While Trump is known for his devastating monikers for rivals such as “Crooked Hilary” or “Mini Mike”, Kaczynski is more likely to rail against the supposedly German-controlled “Fourth Reich” of the EU, the Russians for causing the plane crash that killed his brother, or crypto-communists who have infiltrated whichever organization opposes his party’s total power.

Kaczynski redrew the political map with 500+, the election-winning flagship policy that gives roughly $115 a month for each child a family has. This amount of money can be life-changing for families in Poland, where the minimum wage is just $700. Meanwhile, it reinforces the leading right-wing party’s pro-family credentials and gives people from across the political spectrum a hard-to-ignore material benefit for voting for them. 

In a country normally hostile to even a whiff of socialism after suffering 40 years of repression by the Soviet Union, this political masterstroke forcefully separated conservatism from free-market libertarianism without building any real state-aligned institutions. And with the US Democrats bogged down in the Senate over the Infrastructure bill and Trump’s popular $2000 pandemic relief cheques, Americans might see similar vote-buying tactics used by the right.

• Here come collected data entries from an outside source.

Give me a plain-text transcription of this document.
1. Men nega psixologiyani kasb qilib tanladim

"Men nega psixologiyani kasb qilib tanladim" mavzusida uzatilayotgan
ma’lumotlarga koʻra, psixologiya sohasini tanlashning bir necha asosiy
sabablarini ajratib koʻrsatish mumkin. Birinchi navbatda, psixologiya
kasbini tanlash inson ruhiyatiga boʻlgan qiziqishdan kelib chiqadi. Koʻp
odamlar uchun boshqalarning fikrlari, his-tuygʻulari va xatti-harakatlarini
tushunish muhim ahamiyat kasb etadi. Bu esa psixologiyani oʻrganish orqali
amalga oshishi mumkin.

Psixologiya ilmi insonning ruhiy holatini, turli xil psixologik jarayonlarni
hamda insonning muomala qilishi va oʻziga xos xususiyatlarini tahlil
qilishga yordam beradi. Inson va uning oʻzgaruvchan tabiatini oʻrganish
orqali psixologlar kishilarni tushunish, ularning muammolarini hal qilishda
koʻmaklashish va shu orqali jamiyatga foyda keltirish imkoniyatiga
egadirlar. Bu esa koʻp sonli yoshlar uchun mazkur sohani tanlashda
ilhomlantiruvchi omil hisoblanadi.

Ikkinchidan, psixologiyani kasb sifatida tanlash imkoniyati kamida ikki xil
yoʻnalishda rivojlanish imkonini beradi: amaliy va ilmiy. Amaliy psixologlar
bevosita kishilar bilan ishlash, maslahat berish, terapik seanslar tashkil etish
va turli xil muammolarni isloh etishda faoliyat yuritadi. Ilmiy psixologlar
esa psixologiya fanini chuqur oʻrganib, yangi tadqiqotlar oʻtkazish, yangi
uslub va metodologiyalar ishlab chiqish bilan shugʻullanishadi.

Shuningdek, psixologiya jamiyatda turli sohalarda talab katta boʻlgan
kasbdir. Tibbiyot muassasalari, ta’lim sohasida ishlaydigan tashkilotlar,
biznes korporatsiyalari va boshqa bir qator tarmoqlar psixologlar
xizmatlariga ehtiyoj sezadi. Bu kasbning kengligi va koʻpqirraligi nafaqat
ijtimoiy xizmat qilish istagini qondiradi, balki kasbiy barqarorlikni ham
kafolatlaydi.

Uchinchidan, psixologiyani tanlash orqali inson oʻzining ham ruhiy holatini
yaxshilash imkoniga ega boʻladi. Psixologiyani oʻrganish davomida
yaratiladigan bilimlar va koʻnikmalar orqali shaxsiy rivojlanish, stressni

PiS’ program, based on a toxic mixture of nationalism, social conservatism and welfare spending is genuinely popular in Poland, and regularly wins majorities in elections, whereas the US Republicans are largely kept in power outdated, anti-democratic institutions like the electoral college and the Senate or gerrymandering. When Trump was elected, op-eds aplenty abounded about the newly-discovered “left behind.” In Poland, this is nothing new. 

Though PiS may seem all-powerful, they are increasingly beholden to a relatively small group of disadvantaged, otherwise powerless people: their base. These are the eastern Polish rural radicals for whom the cruel and unpopular abortion ban was introduced, and who actively want conflict with the EU and other bigger countries. MAGA has nothing on them. 

These extreme policies might turn off enough Polish voters to kick PiS out of power, but if they continue their control past the next parliamentary election, and further enhance their power over the courts and with that women’s bodies, MAGA might try to learn from them.

James Jackson is a freelance journalist and commentator who is in Warsaw as part of the International Journalist Program fellowship. He is interested in the political culture of Central and Eastern Europe.